I loved this article in the New Yorker by Salvatore Scibona, How I Learned to Read. He writes about how he went to a unique college in New Mexico, St. John’s College where they focus on the classics. (Anybody heard of this place?)

Got me thinking about where I learned to read... I read a lot when I was a kid and just about anything I could get my hands on. I wasn't really a critical reader 'til about grad school, though (hence my love of Ayn Rand in high school*).

From How I Learned to Read:

By senior year at St. John’s, we were reading Einstein in math, Darwin in lab, Baudelaire in French tutorial, Hegel in seminar. Seminar met twice a week for four years: eight o’clock to ten at night or later, all students addressed by surname. On weekends, I hung out with my friends. The surprise, the wild luck: I had friends. One sat in my room with a beer and “The Phenomenology of Spirit,” reading out a sentence at a time and stopping to ask, “All right, what did that mean?” The gravity of the whole thing would have been laughable if it hadn’t been so much fun, and if it hadn’t been such a gift to find my tribe.

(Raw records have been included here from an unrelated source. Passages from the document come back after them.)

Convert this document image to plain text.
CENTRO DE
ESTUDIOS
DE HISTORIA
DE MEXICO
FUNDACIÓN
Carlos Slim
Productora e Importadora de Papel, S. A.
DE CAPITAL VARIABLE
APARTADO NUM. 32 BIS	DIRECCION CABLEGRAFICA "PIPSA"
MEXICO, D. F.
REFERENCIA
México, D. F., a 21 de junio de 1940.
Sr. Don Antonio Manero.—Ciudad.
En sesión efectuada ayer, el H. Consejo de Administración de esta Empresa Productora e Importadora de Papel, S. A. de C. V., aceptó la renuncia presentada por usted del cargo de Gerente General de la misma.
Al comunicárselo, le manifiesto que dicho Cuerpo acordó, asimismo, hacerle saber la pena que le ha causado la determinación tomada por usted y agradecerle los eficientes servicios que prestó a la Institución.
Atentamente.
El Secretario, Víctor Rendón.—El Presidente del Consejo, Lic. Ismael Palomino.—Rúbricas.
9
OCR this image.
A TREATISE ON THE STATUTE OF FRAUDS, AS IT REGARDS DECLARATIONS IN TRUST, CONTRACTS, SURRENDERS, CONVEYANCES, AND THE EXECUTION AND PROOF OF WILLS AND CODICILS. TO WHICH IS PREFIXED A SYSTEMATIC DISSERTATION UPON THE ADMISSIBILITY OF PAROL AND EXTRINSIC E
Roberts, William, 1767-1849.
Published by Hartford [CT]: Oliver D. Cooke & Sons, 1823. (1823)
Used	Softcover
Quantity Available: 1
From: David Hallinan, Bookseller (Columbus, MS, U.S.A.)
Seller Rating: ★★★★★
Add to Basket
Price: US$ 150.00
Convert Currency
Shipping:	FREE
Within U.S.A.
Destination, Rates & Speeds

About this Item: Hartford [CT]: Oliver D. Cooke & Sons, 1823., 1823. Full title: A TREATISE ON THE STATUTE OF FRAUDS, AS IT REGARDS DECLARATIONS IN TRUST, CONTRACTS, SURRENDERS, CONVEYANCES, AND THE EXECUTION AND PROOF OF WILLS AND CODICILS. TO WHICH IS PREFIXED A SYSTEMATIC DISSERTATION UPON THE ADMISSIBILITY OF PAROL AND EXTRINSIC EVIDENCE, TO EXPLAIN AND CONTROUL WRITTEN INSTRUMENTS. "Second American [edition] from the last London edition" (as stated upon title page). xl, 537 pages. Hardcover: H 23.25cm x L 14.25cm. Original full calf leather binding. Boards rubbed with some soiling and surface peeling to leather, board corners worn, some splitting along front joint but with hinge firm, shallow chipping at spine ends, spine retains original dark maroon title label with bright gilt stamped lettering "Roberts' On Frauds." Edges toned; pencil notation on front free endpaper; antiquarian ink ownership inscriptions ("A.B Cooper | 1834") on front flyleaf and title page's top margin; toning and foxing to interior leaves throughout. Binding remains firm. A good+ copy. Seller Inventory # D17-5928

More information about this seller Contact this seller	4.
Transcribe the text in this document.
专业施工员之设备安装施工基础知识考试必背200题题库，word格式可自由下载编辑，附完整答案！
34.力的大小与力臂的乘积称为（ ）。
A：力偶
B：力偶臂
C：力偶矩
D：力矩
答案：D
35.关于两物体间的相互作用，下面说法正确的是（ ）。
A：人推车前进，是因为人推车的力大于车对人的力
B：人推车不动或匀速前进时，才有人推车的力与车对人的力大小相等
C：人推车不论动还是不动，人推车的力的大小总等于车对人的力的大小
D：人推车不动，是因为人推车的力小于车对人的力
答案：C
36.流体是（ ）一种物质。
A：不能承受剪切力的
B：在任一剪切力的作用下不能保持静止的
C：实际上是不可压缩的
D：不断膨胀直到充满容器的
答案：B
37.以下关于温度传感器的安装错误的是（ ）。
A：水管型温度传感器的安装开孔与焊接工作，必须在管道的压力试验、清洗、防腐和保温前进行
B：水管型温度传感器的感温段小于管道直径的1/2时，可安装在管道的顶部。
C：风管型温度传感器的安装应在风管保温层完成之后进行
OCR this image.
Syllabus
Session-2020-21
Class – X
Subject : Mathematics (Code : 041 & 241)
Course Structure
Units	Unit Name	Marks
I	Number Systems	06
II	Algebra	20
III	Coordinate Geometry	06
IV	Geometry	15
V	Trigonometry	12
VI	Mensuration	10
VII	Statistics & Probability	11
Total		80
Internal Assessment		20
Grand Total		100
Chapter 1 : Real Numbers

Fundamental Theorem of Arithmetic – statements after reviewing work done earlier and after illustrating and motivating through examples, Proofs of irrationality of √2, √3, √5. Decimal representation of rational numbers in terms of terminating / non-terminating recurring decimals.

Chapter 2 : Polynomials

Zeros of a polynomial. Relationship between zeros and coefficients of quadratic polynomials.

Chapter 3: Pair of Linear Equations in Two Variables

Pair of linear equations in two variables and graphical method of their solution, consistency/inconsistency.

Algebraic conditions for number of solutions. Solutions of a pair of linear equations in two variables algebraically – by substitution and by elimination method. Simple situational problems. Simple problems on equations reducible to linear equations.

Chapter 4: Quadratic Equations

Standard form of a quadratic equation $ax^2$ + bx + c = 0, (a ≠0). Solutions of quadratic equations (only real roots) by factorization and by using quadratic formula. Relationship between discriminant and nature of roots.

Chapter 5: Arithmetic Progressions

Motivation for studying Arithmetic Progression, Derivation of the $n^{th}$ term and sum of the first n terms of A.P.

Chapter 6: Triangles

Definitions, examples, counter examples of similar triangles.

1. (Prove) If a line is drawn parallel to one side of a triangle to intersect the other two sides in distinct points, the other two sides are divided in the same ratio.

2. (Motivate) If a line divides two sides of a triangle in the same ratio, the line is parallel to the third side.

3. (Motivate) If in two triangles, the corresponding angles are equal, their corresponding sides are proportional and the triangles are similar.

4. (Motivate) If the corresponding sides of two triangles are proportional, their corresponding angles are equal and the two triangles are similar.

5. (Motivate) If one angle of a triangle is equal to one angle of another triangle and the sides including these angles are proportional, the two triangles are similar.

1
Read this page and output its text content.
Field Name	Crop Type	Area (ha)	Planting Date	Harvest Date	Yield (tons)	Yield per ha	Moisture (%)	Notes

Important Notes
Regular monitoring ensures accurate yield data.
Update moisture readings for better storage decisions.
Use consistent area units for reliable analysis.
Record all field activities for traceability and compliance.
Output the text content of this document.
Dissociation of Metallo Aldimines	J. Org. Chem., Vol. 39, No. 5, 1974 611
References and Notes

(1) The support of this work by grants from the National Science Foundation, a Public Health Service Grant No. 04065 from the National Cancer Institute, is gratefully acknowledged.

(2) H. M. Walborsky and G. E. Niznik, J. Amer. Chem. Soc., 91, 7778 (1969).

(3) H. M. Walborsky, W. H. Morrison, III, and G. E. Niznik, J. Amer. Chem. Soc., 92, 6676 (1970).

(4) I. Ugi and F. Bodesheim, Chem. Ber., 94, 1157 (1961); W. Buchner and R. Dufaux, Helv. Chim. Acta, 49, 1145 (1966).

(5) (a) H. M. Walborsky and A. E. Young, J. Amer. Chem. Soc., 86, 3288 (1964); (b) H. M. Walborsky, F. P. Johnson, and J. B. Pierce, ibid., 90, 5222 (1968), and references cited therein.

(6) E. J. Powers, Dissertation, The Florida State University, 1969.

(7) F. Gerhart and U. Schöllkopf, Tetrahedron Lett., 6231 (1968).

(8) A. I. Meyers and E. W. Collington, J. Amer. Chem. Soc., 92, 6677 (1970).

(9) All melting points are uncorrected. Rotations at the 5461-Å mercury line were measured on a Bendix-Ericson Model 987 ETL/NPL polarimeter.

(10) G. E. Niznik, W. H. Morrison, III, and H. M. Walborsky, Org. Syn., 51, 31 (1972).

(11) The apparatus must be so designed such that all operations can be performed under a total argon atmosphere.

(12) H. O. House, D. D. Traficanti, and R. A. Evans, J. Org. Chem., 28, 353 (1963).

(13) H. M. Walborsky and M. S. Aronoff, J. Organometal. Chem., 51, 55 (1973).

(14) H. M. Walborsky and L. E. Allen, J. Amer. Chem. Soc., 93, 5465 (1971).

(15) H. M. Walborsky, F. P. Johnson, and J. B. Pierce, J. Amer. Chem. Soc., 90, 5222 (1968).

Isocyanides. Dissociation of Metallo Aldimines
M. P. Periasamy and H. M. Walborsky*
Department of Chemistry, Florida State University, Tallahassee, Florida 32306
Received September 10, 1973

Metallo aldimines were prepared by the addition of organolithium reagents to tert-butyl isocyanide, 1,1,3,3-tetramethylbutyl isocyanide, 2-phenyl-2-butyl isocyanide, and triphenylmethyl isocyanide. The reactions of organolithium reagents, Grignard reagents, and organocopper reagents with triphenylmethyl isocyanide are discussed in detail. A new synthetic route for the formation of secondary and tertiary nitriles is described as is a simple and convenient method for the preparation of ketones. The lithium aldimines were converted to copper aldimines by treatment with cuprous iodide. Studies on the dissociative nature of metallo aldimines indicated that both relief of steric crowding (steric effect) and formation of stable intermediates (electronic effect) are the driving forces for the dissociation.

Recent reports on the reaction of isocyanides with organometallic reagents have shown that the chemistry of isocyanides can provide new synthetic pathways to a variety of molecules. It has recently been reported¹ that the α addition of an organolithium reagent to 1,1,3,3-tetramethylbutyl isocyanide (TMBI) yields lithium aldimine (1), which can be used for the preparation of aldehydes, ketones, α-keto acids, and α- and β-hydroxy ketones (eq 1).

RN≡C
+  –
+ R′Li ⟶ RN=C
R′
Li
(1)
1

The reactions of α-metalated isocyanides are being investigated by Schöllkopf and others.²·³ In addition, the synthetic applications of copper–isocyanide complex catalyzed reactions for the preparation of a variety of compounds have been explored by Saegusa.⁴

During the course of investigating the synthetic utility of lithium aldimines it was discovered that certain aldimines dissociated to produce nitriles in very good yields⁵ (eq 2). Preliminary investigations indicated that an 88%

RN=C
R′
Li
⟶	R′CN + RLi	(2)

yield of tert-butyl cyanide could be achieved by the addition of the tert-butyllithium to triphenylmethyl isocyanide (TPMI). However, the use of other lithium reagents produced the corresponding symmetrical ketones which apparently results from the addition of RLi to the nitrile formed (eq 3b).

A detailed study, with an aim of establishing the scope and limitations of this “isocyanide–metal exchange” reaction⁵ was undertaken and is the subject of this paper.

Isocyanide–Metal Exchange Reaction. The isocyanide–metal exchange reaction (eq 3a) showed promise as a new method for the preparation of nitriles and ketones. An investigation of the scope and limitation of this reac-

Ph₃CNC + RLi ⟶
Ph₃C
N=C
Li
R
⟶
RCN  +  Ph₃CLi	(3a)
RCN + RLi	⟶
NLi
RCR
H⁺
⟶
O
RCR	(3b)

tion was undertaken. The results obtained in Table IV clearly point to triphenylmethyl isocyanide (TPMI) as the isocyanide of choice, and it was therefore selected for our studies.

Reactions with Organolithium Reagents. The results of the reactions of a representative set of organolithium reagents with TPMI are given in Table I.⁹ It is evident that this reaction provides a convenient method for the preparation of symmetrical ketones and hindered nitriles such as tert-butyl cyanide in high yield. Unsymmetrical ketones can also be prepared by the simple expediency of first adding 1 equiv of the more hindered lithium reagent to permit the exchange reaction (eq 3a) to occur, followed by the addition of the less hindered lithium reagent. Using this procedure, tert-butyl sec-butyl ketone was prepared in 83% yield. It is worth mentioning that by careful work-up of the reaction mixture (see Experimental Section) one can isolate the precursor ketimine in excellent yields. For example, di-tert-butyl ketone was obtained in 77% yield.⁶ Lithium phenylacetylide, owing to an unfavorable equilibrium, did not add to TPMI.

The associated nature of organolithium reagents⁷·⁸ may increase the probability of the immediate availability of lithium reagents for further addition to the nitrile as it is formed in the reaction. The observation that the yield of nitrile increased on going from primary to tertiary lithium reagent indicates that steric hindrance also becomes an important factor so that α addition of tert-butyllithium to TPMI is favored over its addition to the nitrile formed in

In retrospect, I was a sad little boy and a standard-issue, shiftless, egotistical, dejected teen-ager. Everything was going to hell, and then these strangers let me come to their school and showed me how to read. All things considered, every year since has been a more intense and enigmatic joy.



1 comment:

KHM said...

I hope, hope, hope one of my daughters will choose to attend St. John's Annapolis campus. I wish I had. Doesn't it sound amazingly romantic?